Lecturer: Dr. Dominic Walliman
Title: What do you DO with a quantum computer?
Abstract:
Quantum mechanics gives us access to fundamentally new ways to process
information, and there are currently many research efforts around the
world building systems that exploit this resource. But once you have
built a quantum computer, what do you DO with it? This talk will
reflect on the challenges and opportunities of taking quantum
mechanics from research into industry. The talk will provide a case
study around the D-Wave Two 512-qubit processor, from an exploration
of the physics of the quantum annealing algorithm which it runs, to
how a user with no knowledge of quantum physics may write a program
for the system.

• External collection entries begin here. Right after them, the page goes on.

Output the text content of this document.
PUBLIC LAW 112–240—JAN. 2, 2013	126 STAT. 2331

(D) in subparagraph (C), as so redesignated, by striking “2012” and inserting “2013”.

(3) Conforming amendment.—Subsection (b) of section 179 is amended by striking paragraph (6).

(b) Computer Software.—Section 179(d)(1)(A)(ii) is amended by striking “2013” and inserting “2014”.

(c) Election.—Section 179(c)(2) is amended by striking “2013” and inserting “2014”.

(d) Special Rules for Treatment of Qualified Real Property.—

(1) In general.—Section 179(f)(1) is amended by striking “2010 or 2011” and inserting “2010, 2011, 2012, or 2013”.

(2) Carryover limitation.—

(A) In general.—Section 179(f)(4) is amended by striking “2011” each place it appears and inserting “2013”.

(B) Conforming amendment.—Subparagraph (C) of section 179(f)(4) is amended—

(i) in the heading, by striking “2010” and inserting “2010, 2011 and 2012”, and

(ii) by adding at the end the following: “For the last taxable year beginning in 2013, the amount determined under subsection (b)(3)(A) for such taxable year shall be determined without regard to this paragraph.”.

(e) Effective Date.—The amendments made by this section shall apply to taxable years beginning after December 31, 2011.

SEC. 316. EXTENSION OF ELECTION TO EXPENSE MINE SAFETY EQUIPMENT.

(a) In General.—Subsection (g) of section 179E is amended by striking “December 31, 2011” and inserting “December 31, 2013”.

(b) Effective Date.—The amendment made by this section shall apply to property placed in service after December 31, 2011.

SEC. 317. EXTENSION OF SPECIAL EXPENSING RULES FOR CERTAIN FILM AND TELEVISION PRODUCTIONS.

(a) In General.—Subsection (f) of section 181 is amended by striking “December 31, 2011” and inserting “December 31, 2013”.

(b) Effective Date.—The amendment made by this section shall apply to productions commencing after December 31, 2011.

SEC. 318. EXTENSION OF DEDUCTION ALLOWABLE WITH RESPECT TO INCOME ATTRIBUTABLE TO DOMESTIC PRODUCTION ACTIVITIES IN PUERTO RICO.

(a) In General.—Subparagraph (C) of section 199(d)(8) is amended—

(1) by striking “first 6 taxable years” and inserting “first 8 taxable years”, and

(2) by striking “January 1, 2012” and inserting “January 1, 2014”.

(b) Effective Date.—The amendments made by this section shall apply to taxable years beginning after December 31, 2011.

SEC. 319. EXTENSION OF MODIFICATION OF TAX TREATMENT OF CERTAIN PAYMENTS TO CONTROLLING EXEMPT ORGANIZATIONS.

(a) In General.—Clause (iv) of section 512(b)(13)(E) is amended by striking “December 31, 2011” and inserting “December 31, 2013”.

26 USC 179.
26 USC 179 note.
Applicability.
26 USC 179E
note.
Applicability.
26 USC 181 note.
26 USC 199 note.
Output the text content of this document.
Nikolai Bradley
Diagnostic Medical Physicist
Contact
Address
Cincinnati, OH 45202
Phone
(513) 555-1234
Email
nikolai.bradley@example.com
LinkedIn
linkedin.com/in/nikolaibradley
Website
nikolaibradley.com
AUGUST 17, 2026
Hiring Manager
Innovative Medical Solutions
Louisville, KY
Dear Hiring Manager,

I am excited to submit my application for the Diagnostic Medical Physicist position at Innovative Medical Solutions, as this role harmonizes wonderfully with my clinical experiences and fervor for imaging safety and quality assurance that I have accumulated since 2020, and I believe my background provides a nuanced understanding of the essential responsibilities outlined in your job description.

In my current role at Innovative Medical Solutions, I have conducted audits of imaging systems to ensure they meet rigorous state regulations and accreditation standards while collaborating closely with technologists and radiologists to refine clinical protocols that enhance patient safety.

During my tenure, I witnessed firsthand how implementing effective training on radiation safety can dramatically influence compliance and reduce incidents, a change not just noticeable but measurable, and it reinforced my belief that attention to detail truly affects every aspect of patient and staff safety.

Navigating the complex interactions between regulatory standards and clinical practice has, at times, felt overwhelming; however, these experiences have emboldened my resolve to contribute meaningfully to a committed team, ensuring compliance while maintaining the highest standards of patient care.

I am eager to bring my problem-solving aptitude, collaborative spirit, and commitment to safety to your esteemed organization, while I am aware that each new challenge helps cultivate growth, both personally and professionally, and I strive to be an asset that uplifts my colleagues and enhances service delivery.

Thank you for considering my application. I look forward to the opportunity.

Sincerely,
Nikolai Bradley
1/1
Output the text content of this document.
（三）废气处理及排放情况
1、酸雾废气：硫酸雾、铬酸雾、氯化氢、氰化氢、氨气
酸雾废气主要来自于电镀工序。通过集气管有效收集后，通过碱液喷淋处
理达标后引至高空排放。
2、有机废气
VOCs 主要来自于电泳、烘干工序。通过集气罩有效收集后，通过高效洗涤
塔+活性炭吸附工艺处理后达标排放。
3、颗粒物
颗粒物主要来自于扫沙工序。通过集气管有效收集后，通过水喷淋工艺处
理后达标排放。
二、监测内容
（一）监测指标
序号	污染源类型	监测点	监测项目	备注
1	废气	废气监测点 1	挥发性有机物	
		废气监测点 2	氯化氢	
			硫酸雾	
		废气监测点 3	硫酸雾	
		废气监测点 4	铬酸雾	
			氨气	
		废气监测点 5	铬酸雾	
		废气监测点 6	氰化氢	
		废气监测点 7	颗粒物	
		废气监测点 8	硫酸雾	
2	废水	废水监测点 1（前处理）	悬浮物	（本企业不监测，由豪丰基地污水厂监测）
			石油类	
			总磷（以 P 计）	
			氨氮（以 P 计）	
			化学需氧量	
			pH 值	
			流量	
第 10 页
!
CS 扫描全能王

A live tutorial-style demonstration of writing quantum
software will be performed, focusing on how to use the processor for
machine learning – an exciting area of research and software
development, which is already changing the way we process big data and
think about intelligence.
Lecturer: Dr. Barry Sanders
Title: Universal quantum simulation for fun & profit
Abstract:
By making certain classically intractable computational problems easy-to-solve with quantum algorithms,
quantum computers offer long-term disruptive capability. In the near term, the original motivation of
quantum computers being efficient universal simulators of quantum dynamics is even more exciting.
Quantum simulators are especially important to physicists as a potentially efficient means to discover
otherwise hard-to-evaluate properties of Hamiltonian systems. Furthermore just dozens of qubits and
hundreds of quantum gates on a quantum Turing machine are required to exceed the processing capability
of current and foreseeable classical computers, which makes useful quantum simulators feasible in the
foreseeable future. “Digital” quantum simulators are a hot topic now, and the first prototype has been
realized experimentally. The term “digital” is employed to separate a circuit-based quantum simulation
from an experiment specifically designed to behave according to a given Hamiltonian, which is known as
“analogue” quantum computation. Scalable “digital” quantum simulation would require strategies such as
quantum error correction, but, for now, the experimental challenge is to realize quantum simulation even
without scalability hence without the onerous quantum error correction overhead.
Practical universal quantum simulators will be valuable for studying spectral properties or ground states of Hamiltonians and perhaps in relativistic quantum field theory to determine particle scattering. The quantum simulator is also applicable to studying open-system dynamics. Moreover, the quantum simulator has applications beyond modelling physical systems, for example simulating quantum-walk dynamics or solving otherwise-intractable problems concerning giant sets of linear coupled equations. Quantum algorithms for Hamiltonian-generated evolution are directly employed in the linear-equations problem to solve certain functions of its solutions exponentially faster than known classical algorithms.
I present an historical account of quantum simulator research since Feynman’s proposal of a universal quantum simulator and Deutsch’s quantum Turing machine for implementing quantum computation. Then we delve into the essence of quantum algorithms for realizing universal quantum simulation based on Lie-Trotter-Suzuki expansions and the assumption of sparse Hamiltonians. Simulations of n-qubit k-local Hamiltonians are amenable to highly efficient quantum-circuit constructions. Time-dependent Hamiltonian evolution poses special challenges but also great benefits such as adiabatic state generation. Finally we will explore experimental developments in realizing quantum simulation in various systems such as the Rydberg atom simulator and ion trap realization.